During those thrilling days of yesteryear, people of all walks of life ate up tales of gunmen (good and bad), marshals, rangers, sheriffs, desperadoes, outlaws, owlhoots, cattlemen, schoolmarms, and all the other characters of Western folklore.

Which led, as so oft happens,to the creation of what some call “fakelore”–deliberately-written tales of legendary figures and of their exploits.

Such are the tales of Pecos Bill–no surname ever given.

A writer known as “Tex” O’Reilly began submitting his “Pecos Bill” stories to slick-paper magazines in 1917. And they were so popular that a collection of them was put between hard covers and published in book form in 1923.

However, by the middle 1940’s, the tales of Pecos Bill had been accepted by many as authentic Western folklore–right up there with such legendary characters as Paul Bunyan or John Henry.

This is where Roy Rogers enters the picture.

Back in 1938, Leonard Slye–who had been working as “Dick Weston” in a few Gene Autry films–was plucked from the Sons of the Pioneers by Herbert J. Yates, head of Republic Pictures, and placed in his own series of musical Westerns.

By 1945, with Autry in the service, Rogers was the most popular cowboy on the silver screen. And this popularity extended even unto radio.

On V-E Day–May 8, 1945–Roy Rogers featured tales of Pecos Bill on his rather uptown variety show–sponsored by a rather uptown Goodyear Tire and Rubber Company.
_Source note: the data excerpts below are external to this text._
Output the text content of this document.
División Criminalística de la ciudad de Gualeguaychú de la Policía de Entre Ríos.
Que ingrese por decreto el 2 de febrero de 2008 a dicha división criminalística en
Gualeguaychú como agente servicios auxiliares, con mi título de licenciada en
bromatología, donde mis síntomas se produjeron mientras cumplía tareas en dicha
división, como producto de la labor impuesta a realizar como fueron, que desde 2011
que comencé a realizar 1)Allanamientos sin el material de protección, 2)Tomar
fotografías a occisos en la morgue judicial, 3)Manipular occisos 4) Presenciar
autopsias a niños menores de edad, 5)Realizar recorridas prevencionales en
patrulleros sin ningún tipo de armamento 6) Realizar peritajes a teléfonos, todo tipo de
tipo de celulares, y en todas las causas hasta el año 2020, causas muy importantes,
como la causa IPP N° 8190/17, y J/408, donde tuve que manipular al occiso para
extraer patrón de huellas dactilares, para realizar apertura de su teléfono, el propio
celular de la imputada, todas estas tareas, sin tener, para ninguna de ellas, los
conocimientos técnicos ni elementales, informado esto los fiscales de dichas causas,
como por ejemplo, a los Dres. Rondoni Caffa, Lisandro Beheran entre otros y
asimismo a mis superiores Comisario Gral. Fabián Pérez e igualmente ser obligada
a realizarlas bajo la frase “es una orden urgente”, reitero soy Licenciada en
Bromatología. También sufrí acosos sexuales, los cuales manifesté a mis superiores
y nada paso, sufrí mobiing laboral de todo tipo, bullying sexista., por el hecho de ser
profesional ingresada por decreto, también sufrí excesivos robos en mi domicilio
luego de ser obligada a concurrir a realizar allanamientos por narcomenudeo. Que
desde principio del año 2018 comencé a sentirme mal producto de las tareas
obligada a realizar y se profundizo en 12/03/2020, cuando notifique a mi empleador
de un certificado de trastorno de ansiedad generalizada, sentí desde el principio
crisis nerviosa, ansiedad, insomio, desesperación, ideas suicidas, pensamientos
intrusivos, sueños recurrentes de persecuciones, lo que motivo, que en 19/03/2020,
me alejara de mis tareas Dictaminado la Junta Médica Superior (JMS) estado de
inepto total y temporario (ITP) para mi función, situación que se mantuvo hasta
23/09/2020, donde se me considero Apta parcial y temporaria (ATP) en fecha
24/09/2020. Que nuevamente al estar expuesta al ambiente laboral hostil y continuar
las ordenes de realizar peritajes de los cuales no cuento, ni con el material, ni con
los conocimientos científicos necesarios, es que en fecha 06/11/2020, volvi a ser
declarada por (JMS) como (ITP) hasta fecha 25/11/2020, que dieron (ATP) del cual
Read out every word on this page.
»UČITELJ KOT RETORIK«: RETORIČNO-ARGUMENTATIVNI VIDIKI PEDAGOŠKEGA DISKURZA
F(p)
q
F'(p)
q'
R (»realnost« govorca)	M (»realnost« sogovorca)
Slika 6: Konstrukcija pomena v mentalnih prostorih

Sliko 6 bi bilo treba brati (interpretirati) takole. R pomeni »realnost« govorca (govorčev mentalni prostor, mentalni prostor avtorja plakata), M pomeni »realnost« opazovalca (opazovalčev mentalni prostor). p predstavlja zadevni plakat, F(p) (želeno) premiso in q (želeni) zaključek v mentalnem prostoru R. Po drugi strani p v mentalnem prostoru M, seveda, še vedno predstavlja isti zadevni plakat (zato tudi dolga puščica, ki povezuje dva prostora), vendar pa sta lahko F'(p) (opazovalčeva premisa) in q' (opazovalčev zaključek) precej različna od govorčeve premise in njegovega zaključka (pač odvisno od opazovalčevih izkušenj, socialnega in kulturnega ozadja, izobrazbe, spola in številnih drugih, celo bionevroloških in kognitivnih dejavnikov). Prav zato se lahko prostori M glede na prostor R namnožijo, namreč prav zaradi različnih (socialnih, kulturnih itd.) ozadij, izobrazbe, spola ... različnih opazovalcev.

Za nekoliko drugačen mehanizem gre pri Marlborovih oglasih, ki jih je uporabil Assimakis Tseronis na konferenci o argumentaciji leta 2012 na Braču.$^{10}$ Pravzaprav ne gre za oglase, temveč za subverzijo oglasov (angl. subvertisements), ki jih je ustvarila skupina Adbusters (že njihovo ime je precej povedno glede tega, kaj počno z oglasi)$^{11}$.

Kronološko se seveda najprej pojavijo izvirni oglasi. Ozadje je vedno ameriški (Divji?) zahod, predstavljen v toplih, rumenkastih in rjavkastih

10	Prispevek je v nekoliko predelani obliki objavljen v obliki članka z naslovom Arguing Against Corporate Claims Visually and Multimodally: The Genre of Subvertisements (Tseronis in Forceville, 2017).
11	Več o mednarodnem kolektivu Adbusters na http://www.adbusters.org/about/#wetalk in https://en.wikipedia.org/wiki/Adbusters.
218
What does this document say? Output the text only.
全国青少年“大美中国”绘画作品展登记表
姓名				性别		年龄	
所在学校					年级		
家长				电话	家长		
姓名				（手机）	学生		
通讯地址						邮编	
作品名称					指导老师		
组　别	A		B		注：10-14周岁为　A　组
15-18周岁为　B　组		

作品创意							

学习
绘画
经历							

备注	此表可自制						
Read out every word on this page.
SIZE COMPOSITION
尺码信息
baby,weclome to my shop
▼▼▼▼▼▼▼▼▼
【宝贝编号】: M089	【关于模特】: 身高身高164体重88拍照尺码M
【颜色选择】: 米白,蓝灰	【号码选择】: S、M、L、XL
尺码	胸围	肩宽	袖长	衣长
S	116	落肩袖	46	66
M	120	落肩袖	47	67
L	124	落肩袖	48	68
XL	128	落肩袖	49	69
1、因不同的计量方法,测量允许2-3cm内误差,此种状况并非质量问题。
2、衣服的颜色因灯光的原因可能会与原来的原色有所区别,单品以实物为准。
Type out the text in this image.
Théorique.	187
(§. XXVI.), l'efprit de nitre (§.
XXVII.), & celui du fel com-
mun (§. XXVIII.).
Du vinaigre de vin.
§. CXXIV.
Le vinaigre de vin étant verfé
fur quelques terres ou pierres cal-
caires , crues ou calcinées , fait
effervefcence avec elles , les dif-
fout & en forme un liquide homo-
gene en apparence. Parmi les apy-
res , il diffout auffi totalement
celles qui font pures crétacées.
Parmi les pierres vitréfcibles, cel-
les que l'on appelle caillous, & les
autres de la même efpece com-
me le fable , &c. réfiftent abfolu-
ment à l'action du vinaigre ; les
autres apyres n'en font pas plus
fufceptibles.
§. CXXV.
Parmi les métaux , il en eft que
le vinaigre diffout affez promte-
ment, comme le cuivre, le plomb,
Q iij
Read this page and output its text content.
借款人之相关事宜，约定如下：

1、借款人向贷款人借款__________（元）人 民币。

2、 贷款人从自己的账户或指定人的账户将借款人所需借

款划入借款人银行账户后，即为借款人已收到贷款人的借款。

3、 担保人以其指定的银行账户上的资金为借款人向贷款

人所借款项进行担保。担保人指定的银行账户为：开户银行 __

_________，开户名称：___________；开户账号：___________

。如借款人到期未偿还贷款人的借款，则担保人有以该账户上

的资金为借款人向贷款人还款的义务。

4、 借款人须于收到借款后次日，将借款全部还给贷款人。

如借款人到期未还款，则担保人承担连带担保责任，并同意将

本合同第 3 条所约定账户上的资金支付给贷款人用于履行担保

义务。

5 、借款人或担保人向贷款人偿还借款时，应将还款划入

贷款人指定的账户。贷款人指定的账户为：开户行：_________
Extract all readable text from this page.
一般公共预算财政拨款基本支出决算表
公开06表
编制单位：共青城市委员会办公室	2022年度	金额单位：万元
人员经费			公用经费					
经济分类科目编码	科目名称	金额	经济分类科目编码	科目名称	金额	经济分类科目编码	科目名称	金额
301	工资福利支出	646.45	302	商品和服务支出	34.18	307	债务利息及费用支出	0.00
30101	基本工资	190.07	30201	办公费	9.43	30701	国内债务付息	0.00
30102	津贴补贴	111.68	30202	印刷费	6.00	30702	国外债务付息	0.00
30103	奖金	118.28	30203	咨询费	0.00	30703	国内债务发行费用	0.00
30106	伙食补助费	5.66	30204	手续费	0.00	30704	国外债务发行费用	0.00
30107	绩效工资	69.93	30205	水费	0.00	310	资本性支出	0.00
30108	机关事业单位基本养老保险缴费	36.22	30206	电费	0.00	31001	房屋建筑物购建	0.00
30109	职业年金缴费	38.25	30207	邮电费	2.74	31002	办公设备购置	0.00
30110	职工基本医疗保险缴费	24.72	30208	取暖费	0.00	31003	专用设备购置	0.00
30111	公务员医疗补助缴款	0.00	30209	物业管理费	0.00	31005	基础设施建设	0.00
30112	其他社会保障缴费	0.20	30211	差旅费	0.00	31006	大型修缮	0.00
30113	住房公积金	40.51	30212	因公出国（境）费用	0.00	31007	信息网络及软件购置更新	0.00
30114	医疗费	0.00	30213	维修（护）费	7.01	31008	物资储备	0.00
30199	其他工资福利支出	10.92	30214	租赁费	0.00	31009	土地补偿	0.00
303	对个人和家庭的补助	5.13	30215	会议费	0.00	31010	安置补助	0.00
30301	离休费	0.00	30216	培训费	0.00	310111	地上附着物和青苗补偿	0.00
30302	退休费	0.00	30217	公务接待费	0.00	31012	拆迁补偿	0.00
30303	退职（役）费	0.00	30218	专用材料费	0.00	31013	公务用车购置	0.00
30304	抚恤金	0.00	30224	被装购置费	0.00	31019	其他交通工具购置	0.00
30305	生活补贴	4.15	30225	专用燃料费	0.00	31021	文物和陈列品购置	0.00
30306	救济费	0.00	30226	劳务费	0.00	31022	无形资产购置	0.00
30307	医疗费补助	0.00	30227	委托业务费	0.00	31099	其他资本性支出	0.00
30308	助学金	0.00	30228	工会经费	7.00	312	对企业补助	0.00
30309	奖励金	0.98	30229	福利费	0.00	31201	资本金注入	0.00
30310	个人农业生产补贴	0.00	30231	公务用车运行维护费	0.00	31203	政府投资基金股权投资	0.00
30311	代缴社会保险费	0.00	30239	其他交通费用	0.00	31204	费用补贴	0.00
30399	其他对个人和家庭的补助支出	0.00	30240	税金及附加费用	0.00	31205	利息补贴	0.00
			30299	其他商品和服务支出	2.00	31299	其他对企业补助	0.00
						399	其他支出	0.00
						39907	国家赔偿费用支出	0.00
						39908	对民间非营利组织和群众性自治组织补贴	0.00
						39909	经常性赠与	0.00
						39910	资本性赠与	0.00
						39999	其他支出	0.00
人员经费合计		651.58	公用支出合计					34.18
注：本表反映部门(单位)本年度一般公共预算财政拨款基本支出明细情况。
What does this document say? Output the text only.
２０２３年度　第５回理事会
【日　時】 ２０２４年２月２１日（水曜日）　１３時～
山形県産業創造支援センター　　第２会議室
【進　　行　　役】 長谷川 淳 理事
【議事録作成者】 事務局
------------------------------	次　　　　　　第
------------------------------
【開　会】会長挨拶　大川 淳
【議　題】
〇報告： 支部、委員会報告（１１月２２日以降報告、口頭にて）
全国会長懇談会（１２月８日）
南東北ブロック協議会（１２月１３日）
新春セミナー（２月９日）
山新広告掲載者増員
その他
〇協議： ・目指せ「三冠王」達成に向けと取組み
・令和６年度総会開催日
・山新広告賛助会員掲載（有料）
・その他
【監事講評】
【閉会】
In this sketch, Rogers was aided and abetted by members of the Sons of the Pioneers, thrush Pat Friday–and visiting guest star, character-actor Porter Hall.

So, when the Walt Disney studios decided to do an animated version of “Pecos Bill”, who better than the KIng of the Cowboys to do the narrating–and the singing of a song written for the purpose?

On December 1, 1947–in plenty of time to beat the strike that the American Federation of Musicians had called against the record companies–Rogers and the Sons of the Pioneers went into RCA Victor’s studios, and recorded the song that was to be associated with this segment of the film.

A week later, Roy and the Sons went into the same studio,and recorded a six-side storyteller (with music), telling of the legends of Pecos Bill. The song was issued on RCA Victor 20-2780, coupled with “Blue Shadows On The Trail”. It was probably not much later that the storyteller set was released as part of RCA Victor’s growing “kiddie” records division. This storyteller was later reissued on 45rpm discs.

Let me acknowledge Greg Ehrbar, who covered some of this ground in an earlier hau qua cá độ bóng đá trên mạngCartoon Research post here.

As it happened, Roy Rogers was not the only artist to sing of Pecos Bill – but, thanks to Walt Disney, the legendary western character and the “King of the Cowboys” will be forever linked.